Bir diğer oyun, Asnat Zibil’in oynadığı Mısırdan Çıkış oyunu. Kardeşinin yazdığı, otobiyografik bir anlatı. Oyunun fuayesinde öğrendik ki; bu hüzünlü hikayenin bir kısmı İzmir’e de uzanıyormuş. Benzer bir durum Annemin Sessizliği oyununda da olmuştu. Oyuncu Bea’nın atalarının İzmirli Ermeniler olduğunu öğrenmiştik. Dünyanın küçüklüğünü hissetmek çok güzel.
Son oyun ise Doğu Can’ın İçimde Kalmasın isimli standup gösterisiydi. Doğu Can, ışık yapmadığı zamanlarda ne kadar komik olduğunu cümle aleme gösterdi. Festivale güzel bir final yapmış oldu. Böyle organizasyonları, tebessümle bitirmek önemlidir.

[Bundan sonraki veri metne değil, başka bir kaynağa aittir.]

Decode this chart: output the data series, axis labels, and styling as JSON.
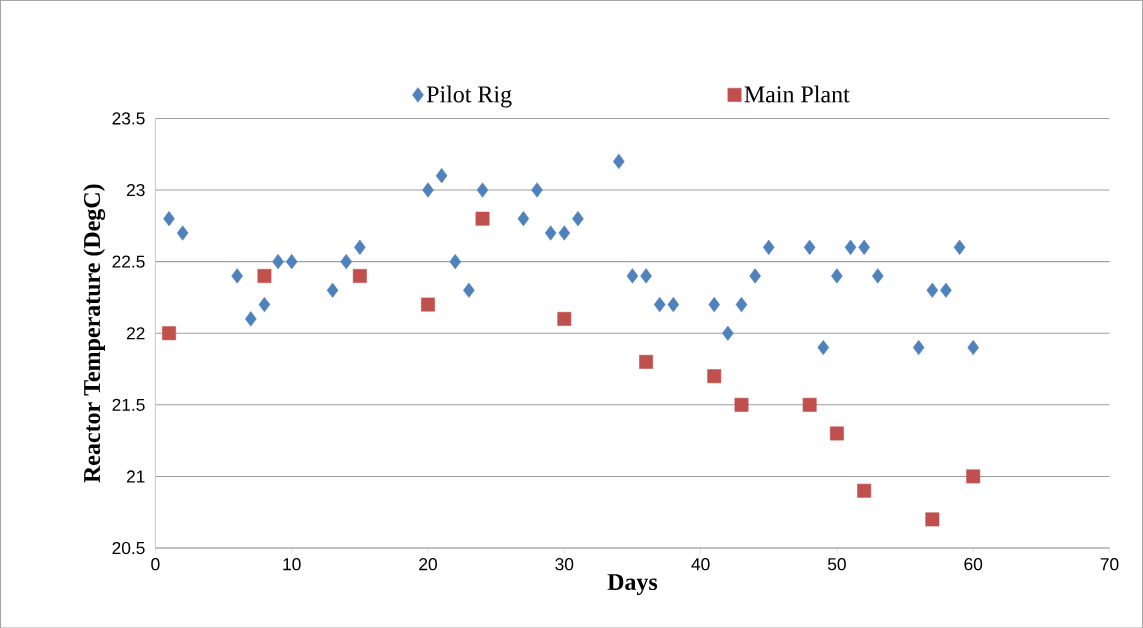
{
  "chart_data": {
    "type": "scatter",
    "xlabel": "Days",
    "ylabel": "Reactor Temperature (DegC)",
    "xlim": [
      0,
      70
    ],
    "xticks": [
      0,
      10,
      20,
      30,
      40,
      50,
      60,
      70
    ],
    "ylim": [
      20.5,
      23.5
    ],
    "yticks": [
      20.5,
      21,
      21.5,
      22,
      22.5,
      23,
      23.5
    ],
    "grid": "y",
    "legend": "top",
    "series": [
      {
        "name": "Pilot Rig",
        "color": "#4f81bd",
        "marker": "diamond",
        "x": [
          1,
          2,
          6,
          7,
          8,
          9,
          10,
          13,
          14,
          15,
          20,
          21,
          22,
          23,
          24,
          27,
          28,
          29,
          30,
          31,
          34,
          35,
          36,
          37,
          38,
          41,
          42,
          43,
          44,
          45,
          48,
          49,
          50,
          51,
          52,
          53,
          56,
          57,
          58,
          59,
          60
        ],
        "values": [
          22.8,
          22.7,
          22.4,
          22.1,
          22.2,
          22.5,
          22.5,
          22.3,
          22.5,
          22.6,
          23.0,
          23.1,
          22.5,
          22.3,
          23.0,
          22.8,
          23.0,
          22.7,
          22.7,
          22.8,
          23.2,
          22.4,
          22.4,
          22.2,
          22.2,
          22.2,
          22.0,
          22.2,
          22.4,
          22.6,
          22.6,
          21.9,
          22.4,
          22.6,
          22.6,
          22.4,
          21.9,
          22.3,
          22.3,
          22.6,
          21.9
        ]
      },
      {
        "name": "Main Plant",
        "color": "#c0504d",
        "marker": "square",
        "x": [
          1,
          8,
          15,
          20,
          24,
          30,
          36,
          41,
          43,
          48,
          50,
          52,
          57,
          60
        ],
        "values": [
          22.0,
          22.4,
          22.4,
          22.2,
          22.8,
          22.1,
          21.8,
          21.7,
          21.5,
          21.5,
          21.3,
          20.9,
          20.7,
          21.0
        ]
      }
    ]
  }
}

Nihayetinde, Monofest’16 bitti. “Her mevsimin bir sonu vardır.” diyordu şair ve ekliyordu; “her şey birden bire oldu.” Ama nasıl oldu, neler yaşandı hiç anlatmıyordu. Mesela, Can’ın geceleri bakkalda uyuduğunu, Yağmur’un çeviri yapmaktan beynin dille ilgili bölümünün hasar gördüğünü, Yasin’in fotoğraf çekmekten ellerinin nasır tutuğunu, teknik ekibin on sekiz saat çalıştığını, mutfak ekibinin fuayelerde soğan ve kabak doğradığını söylemiyordu. Celal’in projeksiyon kapanmasın diye oyun boyunca fişi tuttuğunu; Nesrin’in biz bu oyunları izleyelim diye bütün sene binlerce mail yazdığını; Erdem’in, Doğu’nun, Emre’nin koşturma arasında bir nefes oyunlarını oynadıklarını unutuyordu. Anlatsa ne olurdu? Hayat, kelimelerden daha büyüktü ve bunlar ve yaşananların hepsi tatlı anılar olarak hatırlanacaktı. Çünkü güzel bir festivali geride kaldı. Medrese; ekibiyle, katılımcısıyla güzel insanlar biriktirdi. O güzel insanlar da, o güzel Toroslara binip gittiler.